1/2 cup margarine
1/2 cup sugar
1/2 cup molasses (not blackstrap)
1 egg yolk
2 cups sifted all-purpose flour
1/2 tsp. baking powder
1/2 tsp. baking soda
1 tsp. ground cinnamon
1 tsp. ground cloves
2 tsp. ginger
1 tsp. ground nutmeg
Toba Garrett's Glace Icing
1 lb. confectioners' sugar
3/8 cup milk
3/8 cup light corn syrup
flavoring as desired (we use almond)
In a mixing bowl, mix the sugar and milk first. Add corn syrup just until combined.

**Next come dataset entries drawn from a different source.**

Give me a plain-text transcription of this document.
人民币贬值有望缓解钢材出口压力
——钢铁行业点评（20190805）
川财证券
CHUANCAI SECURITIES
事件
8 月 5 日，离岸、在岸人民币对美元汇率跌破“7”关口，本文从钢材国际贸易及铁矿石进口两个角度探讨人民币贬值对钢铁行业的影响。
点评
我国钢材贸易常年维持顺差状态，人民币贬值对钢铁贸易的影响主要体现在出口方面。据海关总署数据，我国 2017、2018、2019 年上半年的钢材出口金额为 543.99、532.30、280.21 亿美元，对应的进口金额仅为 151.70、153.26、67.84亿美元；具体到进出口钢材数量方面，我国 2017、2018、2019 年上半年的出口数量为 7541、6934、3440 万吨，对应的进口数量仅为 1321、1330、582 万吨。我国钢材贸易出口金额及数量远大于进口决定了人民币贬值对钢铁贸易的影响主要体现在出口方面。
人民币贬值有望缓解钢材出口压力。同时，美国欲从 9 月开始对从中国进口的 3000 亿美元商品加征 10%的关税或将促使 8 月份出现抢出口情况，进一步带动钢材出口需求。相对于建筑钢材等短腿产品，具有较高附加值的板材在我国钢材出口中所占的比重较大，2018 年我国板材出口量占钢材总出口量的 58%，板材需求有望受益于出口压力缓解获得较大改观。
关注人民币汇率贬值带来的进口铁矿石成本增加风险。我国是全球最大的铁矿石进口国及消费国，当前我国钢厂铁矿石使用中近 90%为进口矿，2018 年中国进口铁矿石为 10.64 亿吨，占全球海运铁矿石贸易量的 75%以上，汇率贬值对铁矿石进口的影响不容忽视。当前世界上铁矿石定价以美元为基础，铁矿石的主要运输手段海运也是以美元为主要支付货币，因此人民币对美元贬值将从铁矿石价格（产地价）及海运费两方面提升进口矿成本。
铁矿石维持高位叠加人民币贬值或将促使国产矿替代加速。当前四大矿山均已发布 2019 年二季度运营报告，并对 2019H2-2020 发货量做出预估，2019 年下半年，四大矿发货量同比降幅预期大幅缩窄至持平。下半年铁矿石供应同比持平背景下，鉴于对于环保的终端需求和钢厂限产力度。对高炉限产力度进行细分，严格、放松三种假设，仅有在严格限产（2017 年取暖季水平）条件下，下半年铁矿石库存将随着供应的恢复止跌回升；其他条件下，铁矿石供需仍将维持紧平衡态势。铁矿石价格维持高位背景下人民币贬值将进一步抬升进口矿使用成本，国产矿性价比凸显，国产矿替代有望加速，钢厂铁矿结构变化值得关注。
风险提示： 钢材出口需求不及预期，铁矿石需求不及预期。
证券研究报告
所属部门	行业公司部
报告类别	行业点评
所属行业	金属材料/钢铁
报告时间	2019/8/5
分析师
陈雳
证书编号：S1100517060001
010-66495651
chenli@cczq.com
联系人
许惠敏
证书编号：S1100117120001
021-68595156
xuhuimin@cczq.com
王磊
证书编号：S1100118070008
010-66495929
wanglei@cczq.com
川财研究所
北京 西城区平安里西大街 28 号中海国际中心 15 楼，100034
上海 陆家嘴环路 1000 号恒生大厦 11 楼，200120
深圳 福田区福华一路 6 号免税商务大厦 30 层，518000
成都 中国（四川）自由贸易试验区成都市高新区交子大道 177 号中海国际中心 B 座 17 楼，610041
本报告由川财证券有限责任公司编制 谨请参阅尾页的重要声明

Divide to flavor and add color.
You can use squirt bottles, small plastic baggies or pastry bags to make the decorating fun & easy.
Preheat oven to 350º
In a large bowl, cream together the margarine and sugar until smooth. Stir in molasses and egg yolk.
Combine the flour, salt, baking powder, baking soda, cinnamon, cloves, ginger, and nutmeg; blend into the molasses mixture until smooth.
Cover, and chill for at least one hour.
On a lightly floured surface, roll the dough out to 1/4 inch thickness. Cut into desired shapes with cookie cutters. Place cookies 2 inches apart on ungreased cookie sheets.
Bake for 8 to 10 minutes in the preheated oven, until firm. Remove from cookie sheets to cool on wire racks. Frost or decorate when cool.